Wednesday, April 23, 2008

FOKUS Tanggung Jawab Besar Masyarakat Sumut Pasca Pilgubsu

Rasanya risau manakala menyaksikan bagaimana sekelompok masyarakat masih saja mendatangi KPU Sumut meminta pilkada ulang. Mereka menuntut supaya KPU Sumut membatalkan hasil rekapitulasi karena nama mereka tidak terdaftar sebagai pemilih dalam Daftar Pemilih Tetap.



Benar tanggapan Ketua KPU Sumut bahwa sudah sejak lama masyarakat diberikan kesempatan untuk melakukannya, jauh sebelum Pilgubsu. KPU sudah menempelkan DPT di kantor kelurahan, lalu memberikan waktu untuk memperbaikinya kepada masyarakat. Angka 8,4 juta jiwa sebagai pemilih dalam pemilu tersebut bukan angka tiba-tiba, tetapi berasal dari perhitungan.

Rasanya kesadaran bahwa nama mereka seharusnya terdaftar memang terlalu terlambat. Jauh-jauh hari KPU Sumut dengan berbagai metode sosialisasi telah menempuh segala cara, baik melalui media massa, media elektronik bahkan dengan menggunakan berbagai alat peraga lainnya.

Tetapi itulah faktanya. Sekali lagi kita sangat menyesali betapa banyaknya nama yang memang tidak terdaftar. Lebih dari 35 persen kemudian pemilih kemudian menjadi golput, yang sebagian di antaranya adalah mereka yang karena kesadaran yang terlambat tadi harus menyesal.

Jelas benar bahwa masyarakat kita memang memiliki budaya politik yang sangat instant. Mereka tidak menyadari bahwa demokrasi adalah perjuangan panjang yang dengan penuh kesabaran, bahkan pengorbanan, harus diperjuangkan. Pengorbanan, terkadang memang berat diberikan oleh masyarakat yang mengharapkan demokrasi sebagai lampu aladin.

Masyarakat menyangka bahwa demokrasi bisa meyelesaikan masalah dalam sekejap. Masyarakat memiliki mimpi bahwa demokrasi adalah sekejap mata terjadi perubahan dalam seluruh aspek. Tetapi karena itu tidak terwujud, maka masyarakat kemudian dengan mudahnya melakukan tindakan yang sangat berisiko, yaitu memilih figur populer atau figur baru tanpa mengetahui track record-nya.

Persoalan ini sudah disadari oleh banyak pihak. Ketika menyadari bahwa banyak figur baru bermunculan, sebenarnya ada bahayanya, yaitu bahwa masyarakat hanya menggunakan euforia dalam melakukan pemilihan itu. Mereka hanya menggunakan emosi belaka sebelum menetapkan pilihan. Dan itu pulalah yang kemudian terjadi kini, kalau sebagian masyarakat menyelesali hasil pilgubsu, bahkan menyesali ketiadaan nama mereka di dalam DPT yang berakibat pada golputnya tadi.

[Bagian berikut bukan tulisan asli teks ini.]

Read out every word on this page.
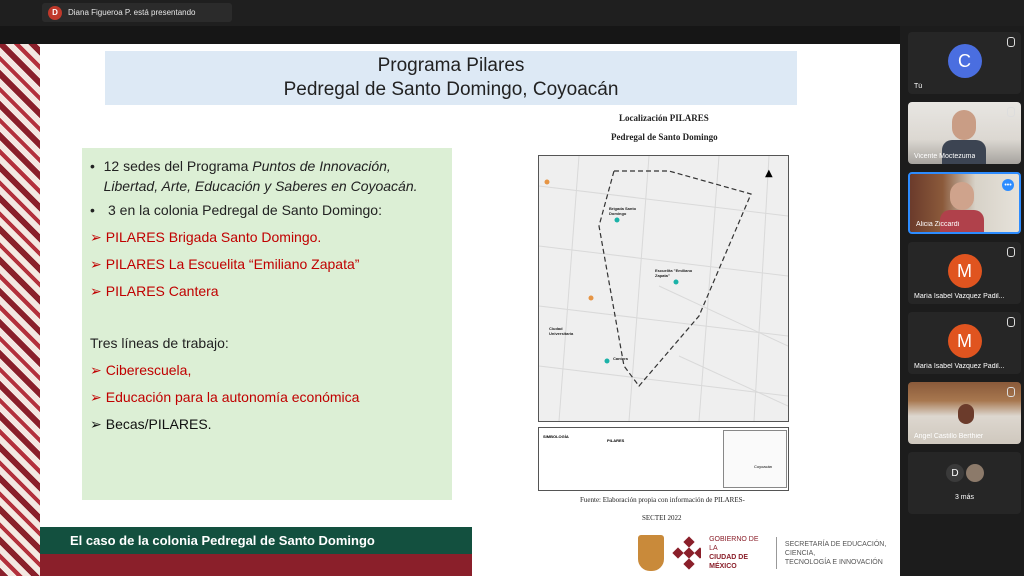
D	Diana Figueroa P. está presentando
Programa Pilares
Pedregal de Santo Domingo, Coyoacán
• 12 sedes del Programa Puntos de Innovación, Libertad, Arte, Educación y Saberes en Coyoacán.
• 3 en la colonia Pedregal de Santo Domingo:
➢ PILARES Brigada Santo Domingo.
➢ PILARES La Escuelita “Emiliano Zapata”
➢ PILARES Cantera
Tres líneas de trabajo:
➢ Ciberescuela,
➢ Educación para la autonomía económica
➢ Becas/PILARES.
Localización PILARES
Pedregal de Santo Domingo
▲
Brigada Santo Domingo
Escuelita "Emiliano Zapata"
Cantera
Ciudad Universitaria
SIMBOLOGÍA
PILARES
Coyoacán
Fuente: Elaboración propia con información de PILARES-
SECTEI 2022
El caso de la colonia Pedregal de Santo Domingo	GOBIERNO DE LA
CIUDAD DE MÉXICO
SECRETARÍA DE EDUCACIÓN, CIENCIA,
TECNOLOGÍA E INNOVACIÓN
C
Tú
Vicente Moctezuma
•••
Alicia Ziccardi
M
María Isabel Vazquez Padil...
M
María Isabel Vazquez Padil...
Ángel Castillo Berthier
D
3 más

Bagaimana menyelesaikan masalah ini? Jelas untuk menganulir pilkgubsu sama sekali tidak ada dasar hukumnya. Tuntutan sekelompok masyarakat yang hanya membawa kepentingan dirinya sendiri itu sangat tidak mungkin diakomodir sebagai sebuah persoalan hukum. Tetapi bahwa proses untuk menggugat hasil pencatatan DPT memang terbuka luas.
Belajar dari kasus ini, yang paling tepat adalah menyampaikan abhwa proses pilgubsu ini pembelajaran penting pada masyarakat agar mengikuti kata pepatah, ”jangan meninggalkan gelanggang ketika pertandingan belum usai”. Proses demokrasi masih panjang dan menemuh waktu yang tidak sedikit. Karena itu semua pihak, termasuk masyarakat, harus belajar bersabar dan dengan tekun melakukan tindakan yang mendorong supaya demokrasi tadi bisa berbuah dan menghasilkan kesejahteraan bagi kepentingan bersama.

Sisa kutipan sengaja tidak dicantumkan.